Potrząsnęła głową, ani na moment nie odrywając jednak uszczęśliwionego spojrzenia od jego twarzy. Wciąż nie mogła uwierzyć w to, że znów go widzi, że naprawdę ma go przy sobie.

– Mark, ja nie mogę…

– Zająć się z powrotem Henrym na poprzednich zasadach? Wcale ci tego nie proponuję, za dużo bym stracił. Chcę być za niego odpowiedzialny. I za mój kraj też. – Popatrzył na nią z powagą. – Przeszłość jest już zamknięta. Teraz jestem naprawdę gotów przyjąć na siebie obowiązki zarówno głowy państwa, jak i opiekuna Henry'ego. Postaram się wywiązać ze wszystkiego jak najlepiej i nie powtarzać starych błędów, ani błędów mojej rodziny. Zmieniłem się. Dzięki tobie.

– Przecież ja nic takiego nie zrobiłam – zaprotestowała.

– Jak to nie? Cały czas robisz! Patrzysz na mnie takim wzrokiem jak teraz, ufasz mi, kochasz…

– Mark, ja nie…

– Tylko mi nie mów, że już mnie nie kochasz! – przeraził się. – Nie rób mi tego! Nie mów, że zniszczyłem twoje uczucie przez własną głupotę. – Jego głos stał się żarliwy, błagalny. – Tammy, co ja bez ciebie zrobię? Przyjechałem prosić cię o rękę, kocham cię, pragnę, potrzebuję. Wróćmy razem do Broitenburga, zostańmy mężem i żoną, rodzicami Henry'ego. Proszę, kochaj mnie. Wyjdź za mnie. Zrobisz to? – Patrzył na nią w napięciu.

Zatopiła spojrzenie w oczach mężczyzny, którego kochała całym sercem.

– Oczywiście. Jak możesz w to wątpić? – szepnęła.

Mark wcale nie wiedział, czy usłyszy właśnie taką odpowiedź. On, który kiedyś był tak pewny siebie…
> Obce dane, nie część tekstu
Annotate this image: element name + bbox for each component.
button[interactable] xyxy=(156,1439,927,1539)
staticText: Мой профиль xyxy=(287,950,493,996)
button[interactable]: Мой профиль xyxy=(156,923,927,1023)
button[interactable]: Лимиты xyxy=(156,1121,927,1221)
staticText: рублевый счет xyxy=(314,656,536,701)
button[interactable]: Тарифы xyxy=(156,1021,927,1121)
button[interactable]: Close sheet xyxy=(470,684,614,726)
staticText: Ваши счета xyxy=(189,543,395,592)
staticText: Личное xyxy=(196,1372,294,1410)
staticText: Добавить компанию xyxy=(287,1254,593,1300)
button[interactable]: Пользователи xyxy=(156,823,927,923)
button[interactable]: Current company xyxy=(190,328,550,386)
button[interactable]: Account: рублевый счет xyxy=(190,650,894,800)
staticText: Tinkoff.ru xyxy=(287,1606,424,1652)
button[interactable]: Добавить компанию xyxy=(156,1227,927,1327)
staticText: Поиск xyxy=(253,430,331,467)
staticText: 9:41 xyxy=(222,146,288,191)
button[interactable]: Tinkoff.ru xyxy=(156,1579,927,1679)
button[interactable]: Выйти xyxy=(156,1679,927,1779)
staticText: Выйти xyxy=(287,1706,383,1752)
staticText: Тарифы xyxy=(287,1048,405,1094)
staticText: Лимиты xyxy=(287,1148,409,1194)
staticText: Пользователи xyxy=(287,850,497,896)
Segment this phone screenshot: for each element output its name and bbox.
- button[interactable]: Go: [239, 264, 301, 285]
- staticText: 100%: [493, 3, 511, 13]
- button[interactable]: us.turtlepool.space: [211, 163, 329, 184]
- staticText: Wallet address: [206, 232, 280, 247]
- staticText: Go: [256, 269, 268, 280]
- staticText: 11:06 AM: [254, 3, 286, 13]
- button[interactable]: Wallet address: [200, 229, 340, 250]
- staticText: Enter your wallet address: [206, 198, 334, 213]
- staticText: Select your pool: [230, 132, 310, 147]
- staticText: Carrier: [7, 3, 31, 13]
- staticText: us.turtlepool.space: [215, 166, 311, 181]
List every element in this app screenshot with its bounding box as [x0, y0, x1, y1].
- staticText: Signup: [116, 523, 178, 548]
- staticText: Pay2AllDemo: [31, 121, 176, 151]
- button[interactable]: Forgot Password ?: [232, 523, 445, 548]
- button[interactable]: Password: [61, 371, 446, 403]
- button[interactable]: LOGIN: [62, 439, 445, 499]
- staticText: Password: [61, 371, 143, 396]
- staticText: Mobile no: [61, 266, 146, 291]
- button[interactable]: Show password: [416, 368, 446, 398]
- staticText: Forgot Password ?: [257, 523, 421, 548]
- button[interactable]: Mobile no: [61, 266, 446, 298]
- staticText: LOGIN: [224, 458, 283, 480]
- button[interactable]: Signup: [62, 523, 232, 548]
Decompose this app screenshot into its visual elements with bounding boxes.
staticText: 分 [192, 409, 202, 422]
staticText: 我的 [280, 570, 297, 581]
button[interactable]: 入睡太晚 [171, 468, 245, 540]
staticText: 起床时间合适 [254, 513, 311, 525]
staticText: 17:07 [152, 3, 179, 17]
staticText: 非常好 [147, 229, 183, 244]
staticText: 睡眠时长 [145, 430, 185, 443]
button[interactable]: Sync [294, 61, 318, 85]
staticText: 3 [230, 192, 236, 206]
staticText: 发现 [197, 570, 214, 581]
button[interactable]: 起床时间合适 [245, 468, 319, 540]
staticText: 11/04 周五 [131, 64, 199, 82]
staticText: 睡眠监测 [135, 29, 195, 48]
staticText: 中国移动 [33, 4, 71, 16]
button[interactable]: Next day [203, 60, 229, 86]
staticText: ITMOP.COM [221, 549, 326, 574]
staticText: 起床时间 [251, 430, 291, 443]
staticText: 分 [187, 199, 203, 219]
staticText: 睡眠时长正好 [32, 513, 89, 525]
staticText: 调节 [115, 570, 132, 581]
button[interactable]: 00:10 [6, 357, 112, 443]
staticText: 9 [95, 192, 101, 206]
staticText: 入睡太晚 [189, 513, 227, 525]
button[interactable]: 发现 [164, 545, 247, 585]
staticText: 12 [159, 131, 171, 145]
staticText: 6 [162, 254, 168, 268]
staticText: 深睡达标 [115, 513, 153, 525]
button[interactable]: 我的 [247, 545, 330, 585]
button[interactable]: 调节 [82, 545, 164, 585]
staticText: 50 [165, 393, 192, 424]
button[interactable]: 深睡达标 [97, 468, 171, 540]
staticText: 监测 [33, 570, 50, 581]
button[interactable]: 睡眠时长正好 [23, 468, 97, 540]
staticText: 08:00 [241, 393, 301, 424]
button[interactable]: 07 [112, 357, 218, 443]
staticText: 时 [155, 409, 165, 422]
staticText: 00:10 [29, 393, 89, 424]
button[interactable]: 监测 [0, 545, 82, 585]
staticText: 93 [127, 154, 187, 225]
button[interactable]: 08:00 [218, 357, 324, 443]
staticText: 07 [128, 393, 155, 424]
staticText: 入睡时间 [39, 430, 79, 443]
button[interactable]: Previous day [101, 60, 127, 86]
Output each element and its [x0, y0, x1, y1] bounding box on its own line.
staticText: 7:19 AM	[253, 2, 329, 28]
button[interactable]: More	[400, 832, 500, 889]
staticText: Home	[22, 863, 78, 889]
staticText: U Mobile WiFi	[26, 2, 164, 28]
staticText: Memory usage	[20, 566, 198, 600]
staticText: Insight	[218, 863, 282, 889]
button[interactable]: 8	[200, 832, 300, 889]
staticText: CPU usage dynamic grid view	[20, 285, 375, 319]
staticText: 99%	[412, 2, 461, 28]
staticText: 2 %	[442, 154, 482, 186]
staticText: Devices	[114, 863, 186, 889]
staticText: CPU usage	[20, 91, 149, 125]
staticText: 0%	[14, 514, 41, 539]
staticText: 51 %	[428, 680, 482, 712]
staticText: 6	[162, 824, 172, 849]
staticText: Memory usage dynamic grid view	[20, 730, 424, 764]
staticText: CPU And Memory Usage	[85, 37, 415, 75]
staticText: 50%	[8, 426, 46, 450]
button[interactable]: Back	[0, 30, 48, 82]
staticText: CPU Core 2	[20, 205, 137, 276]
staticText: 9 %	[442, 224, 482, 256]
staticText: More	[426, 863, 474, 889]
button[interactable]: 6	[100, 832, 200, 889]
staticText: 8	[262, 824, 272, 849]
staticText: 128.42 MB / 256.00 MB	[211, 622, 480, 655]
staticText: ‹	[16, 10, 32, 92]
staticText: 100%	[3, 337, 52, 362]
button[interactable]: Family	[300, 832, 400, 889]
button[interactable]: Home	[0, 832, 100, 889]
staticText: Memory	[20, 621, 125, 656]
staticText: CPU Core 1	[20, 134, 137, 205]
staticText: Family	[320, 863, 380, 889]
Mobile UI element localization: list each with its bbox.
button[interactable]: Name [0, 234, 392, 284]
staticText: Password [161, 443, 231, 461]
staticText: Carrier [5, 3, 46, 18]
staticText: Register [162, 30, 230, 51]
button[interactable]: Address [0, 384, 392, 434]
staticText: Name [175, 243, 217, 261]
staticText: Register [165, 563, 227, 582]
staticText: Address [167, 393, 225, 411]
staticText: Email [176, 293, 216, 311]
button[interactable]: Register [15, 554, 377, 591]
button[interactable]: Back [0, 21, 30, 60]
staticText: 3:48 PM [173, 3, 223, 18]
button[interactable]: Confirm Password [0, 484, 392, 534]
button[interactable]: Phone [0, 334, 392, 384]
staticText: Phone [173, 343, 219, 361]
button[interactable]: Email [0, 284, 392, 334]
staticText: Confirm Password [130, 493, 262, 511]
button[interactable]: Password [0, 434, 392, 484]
– Naprawdę? – zawołał z nagłą radością.

Ręka mu się trzęsła, gdy sięgał do kieszeni dżinsów. Twarz mu się śmiała, oczy pałały, serce zdawało się śpiewać. Półprzytomny z przejęcia, wyciągnął pudełeczko obciągnięte pąsowym aksamitem, otworzył je i… ach!

Tammy zdążyła jeszcze zobaczyć, jak promień słońca zatańczył na przepięknych brylantach, zanim pierścionek wypadł z drżących palców Marka i wleciał między gałęzie eukaliptusa.